Friday, June 10 2022
Mumbai: Banks are seeing increased levies on working capital limits from corporate and MSME borrowers as rising commodity prices drive up input costs. Bankers said that while the earlier use of 30-40% at large, highly rated companies was a big challenge, those limits have now been exhausted to 60-70%, raising hopes for further lending.

“Working capital drawdowns are going up on the books of companies because their input costs have gone up,” said Samuel Joseph, deputy managing director,

. “Many companies that did not use fund-based exposures at all have started using it, which will help overall corporate credit growth. 30-40% usage in large, well-rated companies was a big challenge before, today they are pushed up to 60-70%.”

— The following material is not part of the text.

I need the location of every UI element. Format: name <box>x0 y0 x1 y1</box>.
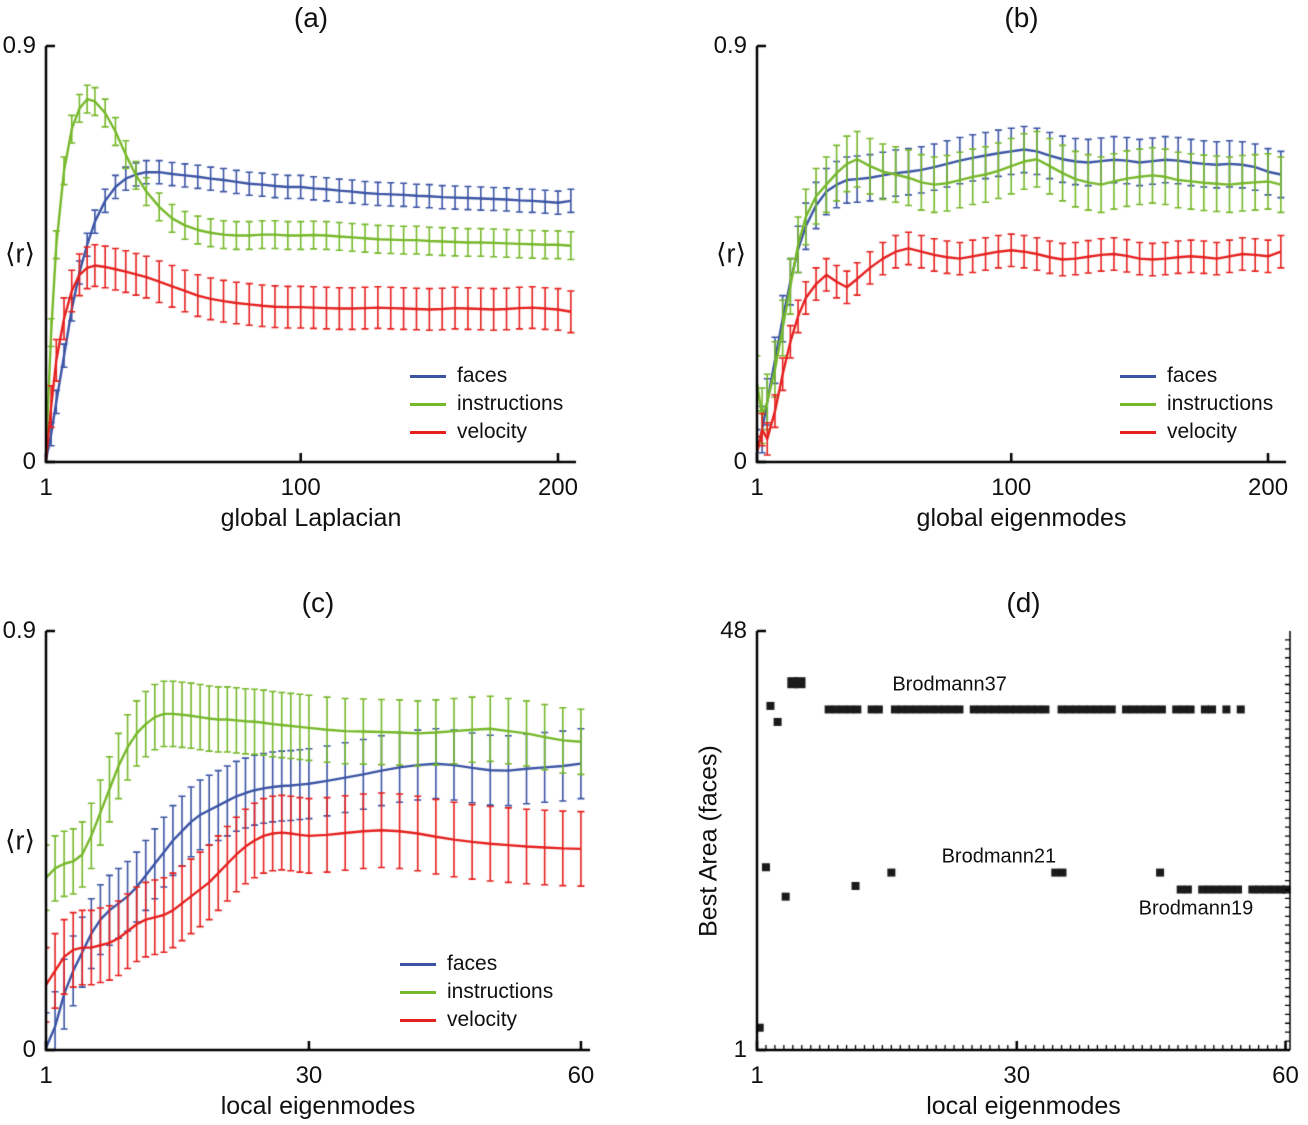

WPI inflation’s record high of 15.08% in April was driven by higher prices for manufactured goods, fuel and electricity. Rising energy and metal prices due to supply-side bottlenecks have aggravated input cost pressures for domestic producers.

Last week, the companies it lends to are using more of their bank-sanctioned working capital limits, at 56% now. The bank said it has visibility into credit proposals worth 4.6 lakh crore, including unused levels of working capital limits, term loans and outstanding loan proposals.

“We are seeing much better capacity utilization in terms of working capital,”

said President Dinesh Khara. “We are optimistic that in the coming days the environment will be conducive to growth in business credit.”

A recent

analysis, private sector project announcements hit an 11-year high, suggesting the first signs of a pick-up in investment activity, following the Covid-19 pandemic. According to RBI, the capacity utilization of the manufacturing sector at the aggregate level increased to 72.4%, indicating an improvement in manufacturing activities.

The recovery in economic activity and improved use of corporate credit limits should further accelerate loan growth. “In the current environment, growth opportunities are high on the business side as their working capital requirements have increased due to increased input costs,” said Prashant Kumar, MD,

. “Their dependence on money outside the banking system has decreased because banks can always give cheap money.”